Het probleem: Hoewel je je dochter niet #NotAllMen wilt, wil je ook niet dat ze in stereotypen gelooft. Ja, er zijn veel jongens die gemeen zijn. Maar er zijn ook meisjes die gemeen zijn. En er zijn jongens en meisjes die aardig zijn.
Het antwoord: "Vertel me eens over de jongens in je klas... Ken je aardige jongens?"
Als George en Felix meisjes op de speelplaats achtervolgen en aan hun haren trekken, heeft je dochter gelijk. Maar vraag naar de andere jongens in haar klas nadat ze over die kinderen gelucht heeft. Zijn er die aardig zijn?
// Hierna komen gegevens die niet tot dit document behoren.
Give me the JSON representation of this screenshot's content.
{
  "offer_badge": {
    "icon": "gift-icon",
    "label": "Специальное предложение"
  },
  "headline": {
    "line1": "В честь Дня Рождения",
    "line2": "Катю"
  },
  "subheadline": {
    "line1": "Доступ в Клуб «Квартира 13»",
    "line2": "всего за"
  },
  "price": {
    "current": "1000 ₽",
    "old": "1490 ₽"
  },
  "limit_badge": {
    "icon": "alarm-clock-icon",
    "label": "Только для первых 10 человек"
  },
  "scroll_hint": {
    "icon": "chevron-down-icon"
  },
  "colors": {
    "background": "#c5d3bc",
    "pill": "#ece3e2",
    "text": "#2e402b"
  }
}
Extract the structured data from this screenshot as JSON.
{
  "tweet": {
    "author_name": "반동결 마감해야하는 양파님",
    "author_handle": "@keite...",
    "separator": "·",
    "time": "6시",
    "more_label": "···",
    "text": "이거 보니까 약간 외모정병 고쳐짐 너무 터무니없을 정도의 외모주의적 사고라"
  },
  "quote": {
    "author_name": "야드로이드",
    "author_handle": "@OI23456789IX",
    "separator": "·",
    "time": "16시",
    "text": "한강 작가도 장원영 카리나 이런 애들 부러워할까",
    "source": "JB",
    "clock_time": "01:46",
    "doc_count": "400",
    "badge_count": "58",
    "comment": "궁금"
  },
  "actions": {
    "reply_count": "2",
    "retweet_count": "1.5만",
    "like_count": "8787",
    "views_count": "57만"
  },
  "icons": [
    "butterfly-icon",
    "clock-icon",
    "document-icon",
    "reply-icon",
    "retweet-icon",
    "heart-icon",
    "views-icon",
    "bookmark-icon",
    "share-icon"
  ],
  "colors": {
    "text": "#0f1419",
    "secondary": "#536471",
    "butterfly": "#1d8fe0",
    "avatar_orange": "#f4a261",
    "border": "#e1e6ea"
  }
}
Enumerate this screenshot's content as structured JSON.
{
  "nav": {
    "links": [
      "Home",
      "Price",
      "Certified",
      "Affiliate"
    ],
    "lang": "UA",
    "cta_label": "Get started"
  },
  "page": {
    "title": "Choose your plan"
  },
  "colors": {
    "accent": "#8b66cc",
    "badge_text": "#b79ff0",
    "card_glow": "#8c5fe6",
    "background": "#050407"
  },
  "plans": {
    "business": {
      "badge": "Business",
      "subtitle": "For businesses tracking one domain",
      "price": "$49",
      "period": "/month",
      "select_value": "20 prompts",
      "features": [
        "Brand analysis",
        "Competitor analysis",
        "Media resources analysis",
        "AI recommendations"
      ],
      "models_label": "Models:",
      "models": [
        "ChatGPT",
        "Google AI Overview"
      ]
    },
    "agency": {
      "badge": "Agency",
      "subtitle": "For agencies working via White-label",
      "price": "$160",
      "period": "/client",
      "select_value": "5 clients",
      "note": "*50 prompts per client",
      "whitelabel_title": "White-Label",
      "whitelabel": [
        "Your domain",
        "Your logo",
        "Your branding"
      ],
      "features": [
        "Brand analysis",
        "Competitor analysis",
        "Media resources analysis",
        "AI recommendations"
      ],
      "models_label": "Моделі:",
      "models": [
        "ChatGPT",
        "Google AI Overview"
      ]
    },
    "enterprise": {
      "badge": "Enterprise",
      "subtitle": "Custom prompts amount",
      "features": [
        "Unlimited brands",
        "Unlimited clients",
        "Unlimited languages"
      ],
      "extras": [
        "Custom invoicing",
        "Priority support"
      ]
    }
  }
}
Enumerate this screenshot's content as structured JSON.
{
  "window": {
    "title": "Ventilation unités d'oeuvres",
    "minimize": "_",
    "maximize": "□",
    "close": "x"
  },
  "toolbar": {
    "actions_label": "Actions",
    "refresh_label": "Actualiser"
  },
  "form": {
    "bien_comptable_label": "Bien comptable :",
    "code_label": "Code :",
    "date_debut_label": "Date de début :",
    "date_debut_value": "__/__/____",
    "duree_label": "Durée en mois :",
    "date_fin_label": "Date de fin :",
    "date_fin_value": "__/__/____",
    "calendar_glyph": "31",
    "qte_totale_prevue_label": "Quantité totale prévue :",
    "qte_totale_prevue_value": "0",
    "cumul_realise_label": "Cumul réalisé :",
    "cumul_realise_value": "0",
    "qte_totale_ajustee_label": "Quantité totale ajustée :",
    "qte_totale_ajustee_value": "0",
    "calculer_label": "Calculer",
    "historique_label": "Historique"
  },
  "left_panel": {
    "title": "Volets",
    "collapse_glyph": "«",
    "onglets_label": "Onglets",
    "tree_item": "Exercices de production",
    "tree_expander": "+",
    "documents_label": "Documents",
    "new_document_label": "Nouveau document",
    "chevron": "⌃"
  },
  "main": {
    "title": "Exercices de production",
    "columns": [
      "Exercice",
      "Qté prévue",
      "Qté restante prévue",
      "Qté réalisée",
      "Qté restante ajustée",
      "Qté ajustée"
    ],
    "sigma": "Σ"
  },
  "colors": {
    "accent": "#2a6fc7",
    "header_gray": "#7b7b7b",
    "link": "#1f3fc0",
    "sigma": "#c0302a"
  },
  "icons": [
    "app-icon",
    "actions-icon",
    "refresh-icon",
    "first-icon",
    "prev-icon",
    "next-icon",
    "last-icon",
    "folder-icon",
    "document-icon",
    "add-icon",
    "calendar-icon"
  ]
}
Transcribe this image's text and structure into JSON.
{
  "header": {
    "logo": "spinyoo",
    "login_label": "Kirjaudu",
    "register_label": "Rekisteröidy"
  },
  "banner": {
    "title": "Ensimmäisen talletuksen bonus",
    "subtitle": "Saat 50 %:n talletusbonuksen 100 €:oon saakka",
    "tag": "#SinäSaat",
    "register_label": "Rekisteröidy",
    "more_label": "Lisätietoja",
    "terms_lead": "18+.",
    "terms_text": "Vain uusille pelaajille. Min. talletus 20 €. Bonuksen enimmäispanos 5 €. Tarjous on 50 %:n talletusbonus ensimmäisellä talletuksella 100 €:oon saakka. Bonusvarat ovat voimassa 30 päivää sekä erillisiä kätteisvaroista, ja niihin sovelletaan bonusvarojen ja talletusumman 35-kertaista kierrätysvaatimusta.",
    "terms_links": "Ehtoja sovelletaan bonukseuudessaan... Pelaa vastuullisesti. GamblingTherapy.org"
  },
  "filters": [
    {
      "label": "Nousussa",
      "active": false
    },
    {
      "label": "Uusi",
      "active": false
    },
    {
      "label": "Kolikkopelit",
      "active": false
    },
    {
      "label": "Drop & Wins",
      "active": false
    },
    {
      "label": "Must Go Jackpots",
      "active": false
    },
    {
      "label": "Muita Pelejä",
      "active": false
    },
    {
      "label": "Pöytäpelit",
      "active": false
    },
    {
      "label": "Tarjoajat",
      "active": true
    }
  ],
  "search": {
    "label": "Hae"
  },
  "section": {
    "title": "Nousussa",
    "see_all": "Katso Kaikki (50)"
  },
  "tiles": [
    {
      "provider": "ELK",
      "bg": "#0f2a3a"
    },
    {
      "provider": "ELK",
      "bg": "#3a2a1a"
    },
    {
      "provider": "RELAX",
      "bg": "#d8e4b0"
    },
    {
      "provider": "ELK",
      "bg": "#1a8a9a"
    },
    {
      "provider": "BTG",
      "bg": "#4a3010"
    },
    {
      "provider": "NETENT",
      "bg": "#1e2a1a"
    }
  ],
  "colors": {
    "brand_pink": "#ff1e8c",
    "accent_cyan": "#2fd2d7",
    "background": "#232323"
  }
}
Hoe zit het met de jongen die haar hielp de verpleegster te halen toen ze gewond raakte op de speelplaats? Gebruik deze benadering voor elke vorm van gendergeneralisatie, of het nu gaat om "jongens ruiken slecht" of "meisjes zijn slecht in sport".
"Jongens blijven hier en meisjes gaan daarheen."
Het probleem: Alles wat ervan uitgaat dat er alleen jongens en meisjes zijn, is een probleem, omdat niet elk kind in die hokjes past. Er is veel meer variatie dan dat. En als kinderen dit niet begrijpen, kunnen ze kinderen pesten die niet in de rij staan.
Het antwoord: “Laten we eens iets anders proberen. Iedereen die van ijs houdt, blijft hier, en iedereen die van koekjes houdt, gaat daarheen.”
Ga weg van binaire taal die gender-creatieve kinderen weglaat. En als dit iets is wat de leraar van je school zegt? Stel deze kleine verandering voor.
“Ik hou van oom Michael! Zij is de beste."
Het probleem: Wanneer peuters taal leren, begrijpen ze misschien niet wat verschillende geslachtsvoornaamwoorden betekenen. Ze verpesten is een normaal onderdeel van hun ontwikkeling. Maar moet je je kind corrigeren?
Het antwoord: "Oom Michael gebruikt het voornaamwoord 'hij' omdat hij een man is, en de meeste mannen gebruiken 'hij' voornaamwoorden."
Als je weet welke voornaamwoorden oom Michael gebruikt, kun je je kind zeker corrigeren. "Hoe zullen ze weten wat geslachtsvoornaamwoorden betekenen als we dat niet leren?" zegt Ehrensaft.
"Je zoon / dochter is zo schattig!"
Soms is je kind niet degene die het geslacht verpest, maar is het eigenlijk het doelwit van volwassenen die het niet helemaal begrijpen. Dus, wat zeg je als iemand zegt: "Je zoon is zo schattig!" over je kale dochtertje?
Het antwoord: "Bedankt!"
In de meeste gevallen is het niet nodig om vreemden te corrigeren over de voornaamwoorden van uw kind. Als je kind te jong is om je te vertellen dat het een meisje of een jongen is of geen van beide, kan iemand corrigeren zelfs schadelijk zijn. Want wat als je kind zich niet echt identificeert met het standaardgeslacht dat je hebt aangenomen? Vertel een vreemde "Mijn kind is een meisje!" kan ervoor zorgen dat dat kind zich niet gesteund voelt als je gok verkeerd blijkt te zijn. Dit geldt zelfs voor jonge kinderen, omdat ze in het eerste levensjaar gender kunnen gaan begrijpen, zegt Ehrensaft. En als je kind oud genoeg is om zijn eigen kleding of kapsel uit te zoeken, zenden ze misschien onbewust een geslachtssignaal uit dat de vreemdeling oppikt.
De enige keer dat je de vreemdeling wilt corrigeren, is als je kind dat wil. Als je hoort "Je zoon is zo schattig!" uw kind van streek maakt, is een correctie op zijn plaats.